All good things coming to those who wait, Griffin’s time has arrived, not that this son of an FDIC bank examiner (Clark) and an accountant (Julie) has been twiddling his thumbs for three years on the practice field.

“Andrew did things the right way from the first day, very noticeable to a coach,” said Bob Surace. “Now that he’s really come into his own, he’s in the front of the line on everything.”

Just as a year ago Surace spoke with no anxiety about having to find three new starters plus reliable backups on the offensive line, the coach is not wringing his hands over this year’s biggest project: replacing two of the best receivers in program history. Tiger Bech is back, with two more mighty mites–Jacob Birmelin and Austin Carbone–right behind and Griffin the most senior in a throng of candidates who can catch the ball in a crowd.

“Andrew is very similar to Connor Kelley [’15] in terms of his size, strength, ability to make contested catches and a willingness to block,” said Surace. “And Connor was a tremendous player here.

“Andrew’s speed numbers are always really high. He is a bigger, stronger guy who I would not characterize in a possession role.”

Put him in coach. Andrew Griffin is ready to play.

“Freshman year you are trying to keep your head above water, learn the playbook and not get noticed in a bad way,” Griffin said.  “That’s when I latched onto the idea that this is hard but there are a lot of kids doing it. I was able to think about football as a way to build relationships.  
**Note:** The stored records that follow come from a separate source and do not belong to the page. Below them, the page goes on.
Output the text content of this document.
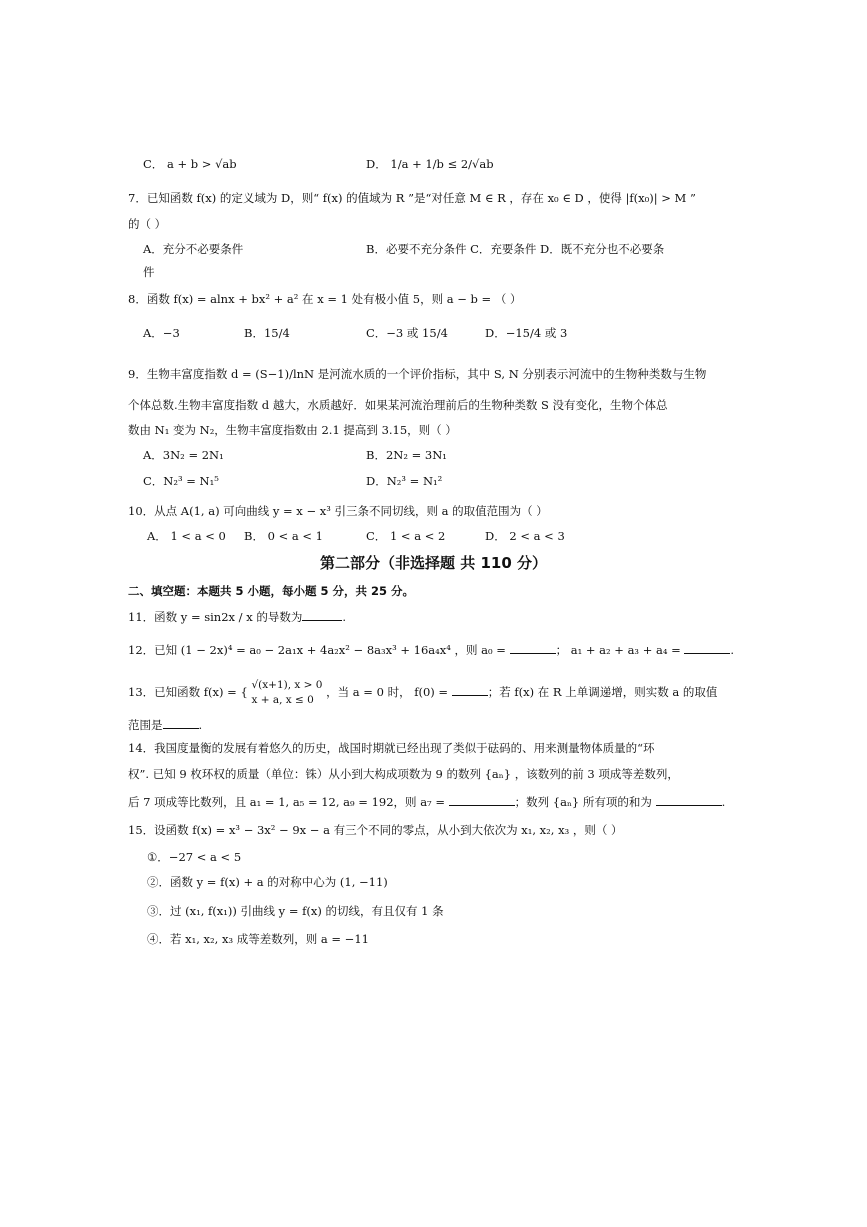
C． a + b > √ab	D． 1/a + 1/b ≤ 2/√ab
7．已知函数 f(x) 的定义域为 D，则“ f(x) 的值域为 R ”是“对任意 M ∈ R ，存在 x₀ ∈ D ，使得 |f(x₀)| > M ”
的（ ）
A．充分不必要条件	B．必要不充分条件 C．充要条件 D．既不充分也不必要条
件
8．函数 f(x) = alnx + bx² + a² 在 x = 1 处有极小值 5，则 a − b = （ ）
A．−3	B．15/4	C．−3 或 15/4	D．−15/4 或 3
9．生物丰富度指数 d = (S−1)/lnN 是河流水质的一个评价指标，其中 S, N 分别表示河流中的生物种类数与生物
个体总数.生物丰富度指数 d 越大，水质越好．如果某河流治理前后的生物种类数 S 没有变化，生物个体总
数由 N₁ 变为 N₂，生物丰富度指数由 2.1 提高到 3.15，则（ ）
A．3N₂ = 2N₁	B．2N₂ = 3N₁
C．N₂³ = N₁⁵	D．N₂³ = N₁²
10．从点 A(1, a) 可向曲线 y = x − x³ 引三条不同切线，则 a 的取值范围为（ ）
A． 1 < a < 0 B． 0 < a < 1	C． 1 < a < 2	D． 2 < a < 3
第二部分（非选择题 共 110 分）
二、填空题：本题共 5 小题，每小题 5 分，共 25 分。
11．函数 y = sin2x / x 的导数为	.
12．已知 (1 − 2x)⁴ = a₀ − 2a₁x + 4a₂x² − 8a₃x³ + 16a₄x⁴ ，则 a₀ =	； a₁ + a₂ + a₃ + a₄ =	.
13．已知函数 f(x) = { √(x+1), x > 0
x + a, x ≤ 0
，当 a = 0 时， f(0) =	；若 f(x) 在 R 上单调递增，则实数 a 的取值
范围是	.
14．我国度量衡的发展有着悠久的历史，战国时期就已经出现了类似于砝码的、用来测量物体质量的“环
权”. 已知 9 枚环权的质量（单位：铢）从小到大构成项数为 9 的数列 {aₙ} ，该数列的前 3 项成等差数列，
后 7 项成等比数列，且 a₁ = 1, a₅ = 12, a₉ = 192，则 a₇ =	；数列 {aₙ} 所有项的和为	.
15．设函数 f(x) = x³ − 3x² − 9x − a 有三个不同的零点，从小到大依次为 x₁, x₂, x₃ ，则（ ）
①．−27 < a < 5
②．函数 y = f(x) + a 的对称中心为 (1, −11)
③．过 (x₁, f(x₁)) 引曲线 y = f(x) 的切线，有且仅有 1 条
④．若 x₁, x₂, x₃ 成等差数列，则 a = −11
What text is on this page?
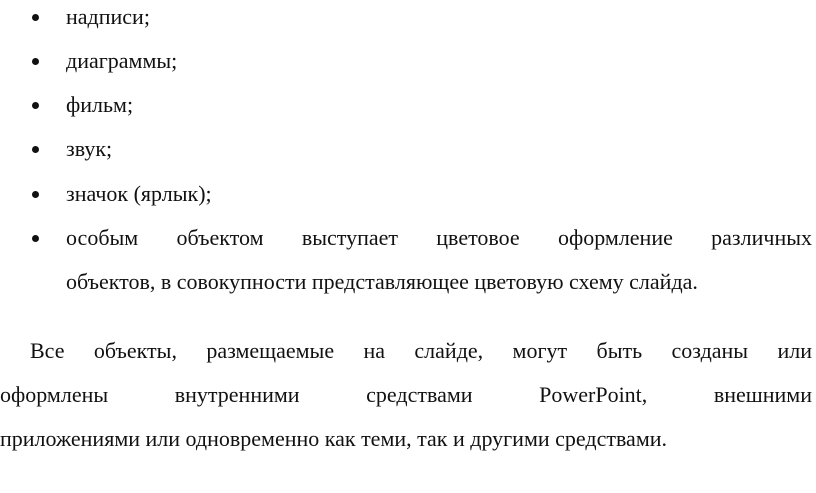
надписи;
диаграммы;
фильм;
звук;
значок (ярлык);
особым объектом выступает цветовое оформление различных
объектов, в совокупности представляющее цветовую схему слайда.
Все объекты, размещаемые на слайде, могут быть созданы или
оформлены внутренними средствами PowerPoint, внешними
приложениями или одновременно как теми, так и другими средствами.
“Sophomore year you are looking for any chance to get onto the field on special teams.  Junior year we had two great senior wideouts and another two (Jordan Argue and Alex Parkinson) on deck contributing at a high level so I just accepted my role as special teams guy and somebody who by practicing well could give [defensive backs and linebackers] work.  My time to show what I can do has not been with the ball on Saturdays. It’s Wednesday mornings in February in the weight room.

“Now I’m starting to get back to the mindset I had in (Avon, Indiana) High School.  I want to be the guy making plays. Steve was a great example of paying his dues; he didn’t play until he was a junior.  And I have been developed in the same program. ”

Big and small, fleet and powerful, they keep coming.  Trey Peacock (’11) was a Bushnell Cup runner up on Surace’s first Princeton team that went 1-9.  This has been Receiver U, even if it might be known for a few other things.

“It’s going to be a pretty different style,” said Griffin. “We don’t have trees on the outside who can go up and catch balls over guys’ heads on every play but a lot of quick guys and guys who run good routes.

“Coach (Dennis) Goldman (who retired after the 2017 season) used to talk about the Matt Costello’s (’15); 200-to-210 pounders who caught balls over the middle.  We have a wave of those like Princeton did winning a championship in 2013.”

Horsted and Carlson could jump and come down with the ball but the 2018 team went 10-0 because its stars were grounded. Griffin is determined not to drop that ball either.

“Trying to fill the leadership role of Stephen and Jesper has been the thing I’m more nervous about than performing on the field,” Griffin said.

“Guys merit respect just from the fact that they have played, which I really haven’t.  I’ve contributed on special teams but haven’t caught third-down passes so I’m trying to find my way to earn people’s respect. In my meeting with Coach Surace going into the winter and spring he said he wanted me to be a leader, but to lead however I best do it. 

“It doesn’t have to be vocal.  Winning sprints on Wednesday afternoons show young player more than me yelling at them to win those sprints. I’m not comfortable with calling them out.”

The President of Cannon Club with the 3.9 grade point average also had the highest combined score of all the receivers in weight room tests, 1165 pounds combined in the bench, squat and hang clean.  Sweaty business that weight room, but Andrew Griffin cleans up nice.

“Mature, thoughtful, and studious,” said Surace. “Always working on something interesting. Andrew does everything right.

“Even in a world where they all are studious, he is special.”